Going through common mistakes can humanise you as the instructor and demonstrate that learners often write code that does not produce the intended results. You can display your techniques for understanding errors and communicate that this takes time and patience.
Building a straightforward narrative is a handy tool for building engagement. As with any practical classes, authentic problems work best, and care should be taken to develop projects that are real to the students and fit well with the rest of their curriculum.
Learning to code
Data visualisations are highly beneficial as a starting point for enabling learners to work with data. Wickham & Grolemund begin their book, R for Data Science, with a chapter on visualisation. This approach allows learners to create something they can share immediately.
Getting students to start writing code early and often, with frequent and visual feedback, is key to building engagement and confidence. Frequent low-stakes quizzes and tasks are essential for maintaining engagement and building confidence.
Creating effective online learning environments
Barriers to entry include checking system requirements, downloading and installing the required software, and installing associated packages. It is easy to assume that students will be intuitively able to use computer software, but this is often not the case.
Interactive tutorials allow learners to run their analyses immediately and receive instant feedback without navigating a new coding environment. The Binder project is a software project to package and share reproducible interactive environments. A Binder repository can contain all dependencies, tools and data required to launch interactive sessions. Access is through a web browser and can be launched regardless of a student’s local computing resources. This set-up has been used successfully to run many “big data” lessons during lockdown periods in the first waves of the pandemic
The community around the R coding language, in particular, has developed many tools for education and interactivity. There is a dizzying array of resources and interactive worksheets for new learners. The learnR package is very straightforward for making interactive tutorials that host video, text, images, quizzes, and code chunks. Students can download these files to run on local computers, deploy with Binder or as a shiny app – an R package makes it easy to build interactive web apps straight from R.
Eventually, students need to be introduced to a standard graphical user interface (GUI) or command-line interface. Cloud services such as Amazon Web Services, Google Cloud, or RStudio cloud can host programming environments and make deploying files and dependencies easy while removing local system limits. RStudio Cloud has an education licence available and allows ready deployment of data projects with pre-installed dependencies. Instructors can also remotely access any student project to monitor progress or troubleshoot.
Building and maintaining these courses will have a cost; cloud services are restricted in available hours and memory space before a subscription is required. While initially free, Binder environments are limited in the amount of data that can be stored and the processing power that can be applied.
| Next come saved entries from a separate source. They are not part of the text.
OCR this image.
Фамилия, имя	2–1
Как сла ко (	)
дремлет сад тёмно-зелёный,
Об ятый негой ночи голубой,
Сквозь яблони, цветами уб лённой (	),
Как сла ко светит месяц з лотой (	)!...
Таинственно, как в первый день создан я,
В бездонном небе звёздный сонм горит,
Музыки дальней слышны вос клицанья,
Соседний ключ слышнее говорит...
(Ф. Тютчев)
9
Organisation of learning resources
Finally, it is vital to have a well-curated “hub” that reminds learners where to find relevant resources, access course material, and contact their instructors. You may have access to a proprietary learning system such as Blackboard – and this may be the preferred option, especially if learners are familiar with this environment. However, GitHub pages and the GitHub classroom, or bookdown or blogdown course websites, which are R packages that create websites directly from R, are all viable alternatives and provide the ability to embed interactive tutorials and other HTML widgets.
Learning data science can be challenging, but the basic pedagogical principles apply: remove barriers to access, encourage student autonomy, and nurture confidence. Discussions around responsible data science should be encouraged, for example, concerns about the iris data set. Now is an excellent time for us to refresh our approach to data science with the tools to enhance pedagogy for online and blended learning.
Philip Leftwich is a lecturer in genetic and data science at the University of East Anglia.